- Location in Inyo County and the state of California
- Trona Position in California.
- Coordinates: 35°48′54″N 117°20′51″W﻿ / ﻿35.81500°N 117.34750°W
- Country: United States
- State: California
- County: Inyo

Area
- • Total: 9.297 sq mi (24.079 km^{2})
- • Land: 9.296 sq mi (24.077 km^{2})
- • Water: 0.00077 sq mi (0.002 km^{2}) 0.0083%
- Elevation: 1,693 ft (516 m)

Population (2020)
- • Total: 11
- • Density: 1.2/sq mi (0.46/km^{2})
- Time zone: UTC-8 (Pacific (PST))
- • Summer (DST): UTC-7 (PDT)
- GNIS feature ID: 2583168

= Trona, Inyo County, California =

Trona is a census-designated place in Inyo County, California, adjacent to the unincorporated community of Trona, San Bernardino County, California.
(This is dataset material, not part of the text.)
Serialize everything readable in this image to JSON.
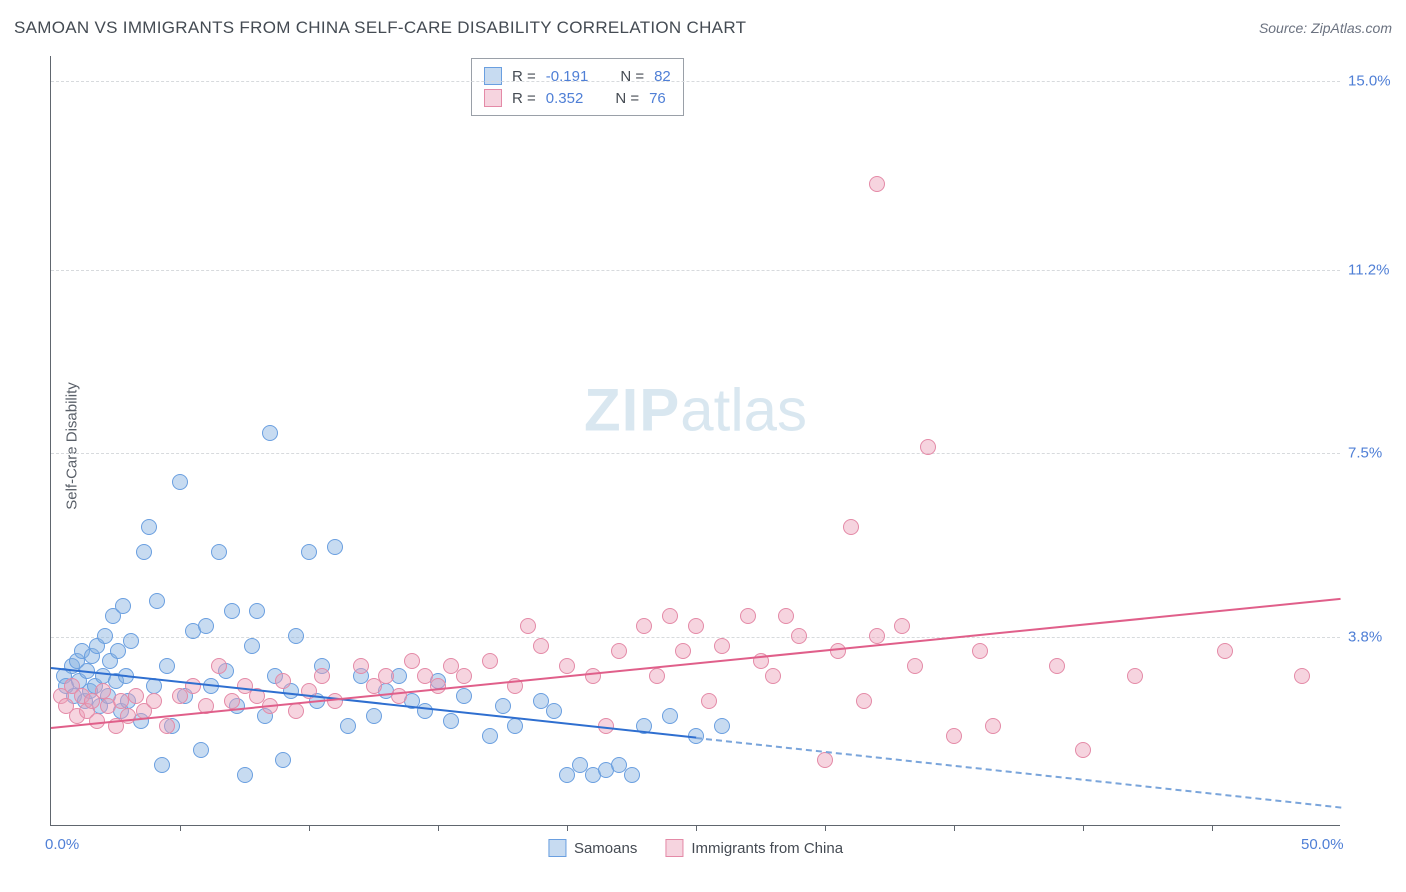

The 2020 United States census reported Trona's population was 11.

==Economy==

Due to its remote nature, Trona's economy revolves around Marijuana cultivation and the Trona Airport.

==Demographics==

Trona first appeared as a census designated place in the 2010 U.S. census formed along with the Homewood Canyon CDP and the Valley Wells CDP out of the dissolved Homewood Canyon-Valley Wells CDP.

Historical population
| Census | Pop. | Note | %± |
| 2010 | 18 |  | — |
| 2020 | 11 |  | −38.9% |
U.S. Decennial Census 1860–1870 1880-1890 1900 1910 1920 1930 1940 1950 1960 1970 1980 1990 2000 2010

===Racial and ethnic composition===

Trona CDP, California – Racial and ethnic composition Note: the US Census treats Hispanic/Latino as an ethnic category. This table excludes Latinos from the racial categories and assigns them to a separate category. Hispanics/Latinos may be of any race.
| Race / Ethnicity (NH = Non-Hispanic) | Pop 2010 | Pop 2020 | % 2010 | % 2020 |
|---|---|---|---|---|
| White alone (NH) | 18 | 11 | 100.00% | 100.00% |
| Black or African American alone (NH) | 0 | 0 | 0.00% | 0.00% |
| Native American or Alaska Native alone (NH) | 0 | 0 | 0.00% | 0.00% |
| Asian alone (NH) | 0 | 0 | 0.00% | 0.00% |
| Native Hawaiian or Pacific Islander alone (NH) | 0 | 0 | 0.00% | 0.00% |
| Other race alone (NH) | 0 | 0 | 0.00% | 0.00% |
| Mixed race or Multiracial (NH) | 0 | 0 | 0.00% | 0.00% |
| Hispanic or Latino (any race) | 0 | 0 | 0.00% | 0.00% |
| Total | 18 | 11 | 100.00% | 100.00% |

===2020 census===
The 2020 United States census reported that Trona had a population of 11, all White, not Hispanic or Latino. The population density was 1.2 PD/sqmi. The median age was 32.8 years. There were 9 housing units.

==Education==
It is in the Trona Joint Unified School District.